- `Prepare for a short-term disappointment reaction': SEB
- Swaps indicate a 10 bps deposit-rate cut is fully priced
The near unanimous prospect of deeper negative interest rates in the euro area is failing to completely drive out the bond bears.
German 10-year bonds fell for the first time in three days Wednesday as European stocks rose, reducing demand for havens. Euro-area sovereign securities on average lost money in the past week, trailing behind U.S. and U.K. counterparts, even as swaps indicated that a 10 basis-point cut to the European Central Bank’s minus 0.3 percent deposit rate is fully priced in for Thursday.
Benchmark 10-year bund yields have climbed since falling to a 10-month low on Feb. 29. That’s a sign of caution among investors who were left nursing the biggest one-day losses on record when ECB President Mario Draghi unveiled a stimulus package in December that underwhelmed.
“The majority of economists are bullish and expect aggressive action, but you always find one or two skeptical voices saying the ECB will likely deliver less than what’s priced in,” said Marius Daheim, a senior rates strategist at SEB AB in Frankfurt. “We’ve been recommending that our customers rather scale back, or prepare at least for a short-term disappointment reaction, which would mean you’d reduce your exposure.”
Benchmark German 10-year bund yields rose five basis points, or 0.05 percentage point, to 0.24 percent as of 4:09 p.m. London time, after dropping six basis points over the previous two days. The 0.5 percent security due in February 2026 fell 0.54, or 5.40 euros per 1,000-euro ($1,102) face amount, to 102.59.
Germany’s two-year note yield increased three basis points to minus 0.534 percent after the nation sold 4 billion euros of the securities at the lowest yield on record at an auction. French 10-year bond yields climbed five basis points to 0.63 percent, while those on similar-maturity Irish debt rose two basis points to 0.89 percent.

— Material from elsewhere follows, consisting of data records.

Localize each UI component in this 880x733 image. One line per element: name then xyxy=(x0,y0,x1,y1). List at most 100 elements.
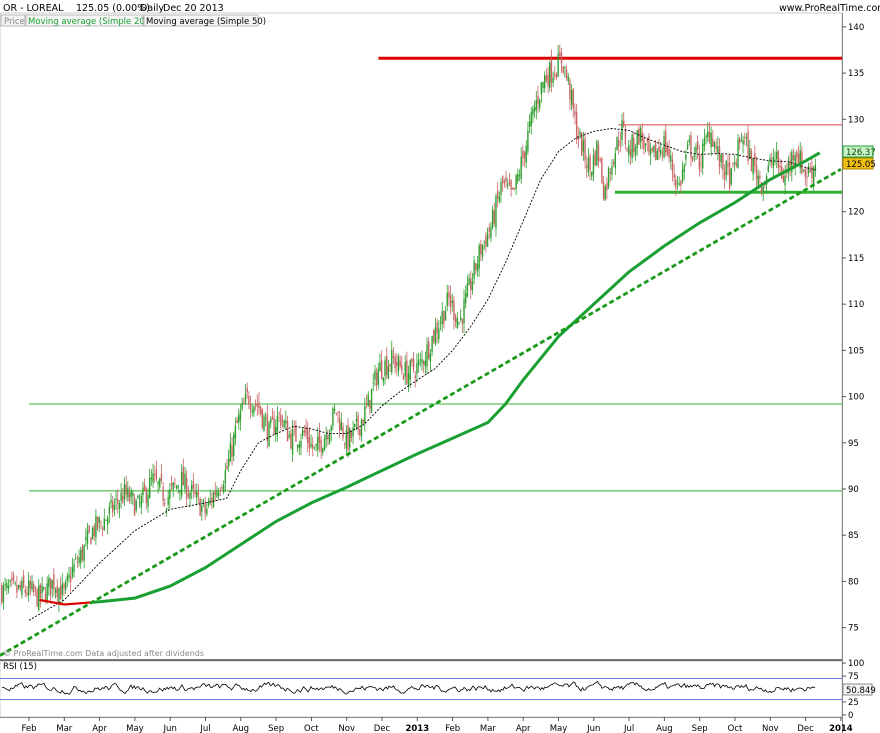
candle-body xyxy=(596,141,598,166)
candle-body xyxy=(1,585,3,603)
candle-body xyxy=(575,112,578,140)
candle-body xyxy=(446,292,448,306)
candle-body xyxy=(369,400,371,409)
price-badge-box xyxy=(842,157,874,170)
candle-body xyxy=(249,403,252,410)
candle-body xyxy=(19,585,21,590)
candle-body xyxy=(44,593,47,602)
candle-body xyxy=(105,519,107,521)
candle-body xyxy=(182,466,185,486)
candle-body xyxy=(481,244,484,257)
candle-body xyxy=(676,182,679,184)
candle-body xyxy=(392,355,395,358)
candle-body xyxy=(224,470,227,484)
candle-body xyxy=(194,491,196,494)
candle-body xyxy=(184,473,186,490)
candle-body xyxy=(560,52,563,64)
candle-body xyxy=(380,360,383,378)
candle-body xyxy=(63,584,65,589)
candle-body xyxy=(628,144,630,155)
candle-body xyxy=(616,136,618,150)
candle-body xyxy=(342,426,344,438)
candle-body xyxy=(444,311,447,321)
candle-body xyxy=(597,144,600,162)
candle-body xyxy=(491,209,494,228)
candle-body xyxy=(730,168,732,185)
price-tick-label: 135 xyxy=(848,69,864,79)
ma200-badge: 126.37 xyxy=(842,145,876,158)
candle-body xyxy=(384,360,386,376)
candle-body xyxy=(665,131,667,153)
time-tick-label: Jul xyxy=(623,724,634,733)
candle-body xyxy=(238,414,240,423)
candle-body xyxy=(517,174,519,182)
candle-body xyxy=(752,158,754,175)
candle-body xyxy=(293,427,295,429)
candle-body xyxy=(280,415,282,426)
candle-body xyxy=(397,356,400,372)
candle-body xyxy=(582,140,585,152)
candle-body xyxy=(374,370,376,380)
candle-body xyxy=(769,158,771,163)
candle-body xyxy=(175,485,178,489)
candle-body xyxy=(448,292,450,298)
candle-body xyxy=(317,436,319,451)
price-tick-label: 140 xyxy=(848,23,864,33)
candle-body xyxy=(496,190,499,199)
candle-body xyxy=(654,142,657,160)
candle-body xyxy=(147,494,149,507)
candle-body xyxy=(113,504,116,510)
candle-body xyxy=(127,488,129,498)
candle-body xyxy=(227,458,230,467)
candle-body xyxy=(580,132,583,156)
candle-body xyxy=(538,99,541,108)
date-label: Dec 20 2013 xyxy=(163,3,224,14)
candle-body xyxy=(73,564,75,572)
candle-body xyxy=(814,165,817,169)
candle-body xyxy=(488,227,490,232)
candle-body xyxy=(110,499,112,503)
candle-body xyxy=(723,171,726,179)
legend-tab-ma200[interactable] xyxy=(25,14,144,27)
time-tick-label: May xyxy=(126,724,144,733)
candle-body xyxy=(673,173,675,178)
candle-body xyxy=(668,148,670,158)
candle-body xyxy=(646,139,648,142)
candle-body xyxy=(333,408,336,411)
candle-body xyxy=(212,492,215,507)
candle-body xyxy=(414,375,416,378)
legend-tab-ma50[interactable] xyxy=(143,14,259,27)
legend-ma200: Moving average (Simple 200) xyxy=(28,17,154,27)
candle-body xyxy=(624,128,627,145)
candle-body xyxy=(809,170,812,172)
price-tick-label: 95 xyxy=(848,439,859,449)
candle-body xyxy=(142,487,144,496)
candle-body xyxy=(614,153,617,169)
rsi-tick-label: 25 xyxy=(848,698,859,708)
candle-body xyxy=(611,166,613,175)
candle-body xyxy=(185,477,188,499)
candle-body xyxy=(619,141,622,143)
candle-body xyxy=(549,62,551,88)
candle-body xyxy=(325,434,327,440)
time-tick-label: Apr xyxy=(516,724,531,733)
candle-body xyxy=(222,484,225,493)
candle-body xyxy=(204,502,206,513)
candle-body xyxy=(461,318,464,324)
candle-body xyxy=(209,499,211,500)
candle-body xyxy=(296,444,299,448)
candle-body xyxy=(454,316,457,323)
time-tick-label: Feb xyxy=(21,724,36,733)
candle-body xyxy=(75,558,77,559)
candle-body xyxy=(574,111,576,115)
legend-tab-price[interactable] xyxy=(0,14,26,27)
candle-body xyxy=(22,575,25,587)
candle-body xyxy=(187,494,190,496)
candle-body xyxy=(498,196,501,202)
candlesticks xyxy=(1,44,817,613)
candle-body xyxy=(192,481,195,489)
price-badge-value: 125.05 xyxy=(846,160,876,170)
candle-body xyxy=(754,153,756,166)
candle-body xyxy=(391,349,393,373)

Holders of euro-area government securities lost an average 0.2 percent in the week through Tuesday, compared with a 0.1 percent return on Treasuries, according to Bloomberg World Bond Indexes. U.K. gilts earned 0.7 percent in the same period, while Japanese bonds gained 1.1 percent.
Portugal’s bonds rose for the first time in four days even as the nation auctioned 621 million euros of debt due in July 2026. The 10-year yield fell two basis points to 3.15 percent. The Lisbon-based Treasury also allotted 594 million euros of five-year securities.
Traders are pricing in a 94 percent chance that the ECB will cut the deposit rate to minus 0.4 percent, and 6 percent odds it’ll be lowered to minus 0.5 percent, according to data compiled by Bloomberg using swaps on the euro overnight index average. The calculation assumes the gap between Eonia rates and the deposit rate would remain in line with recent levels.
There could be “volatility ahead of tomorrow’s ECB” announcement, said Martin van Vliet, senior interest-rate strategist at ING Groep NV in Amsterdam. A turnaround “after two days of risk off in equities” is causing the “slight selloff we see in bonds,” he said.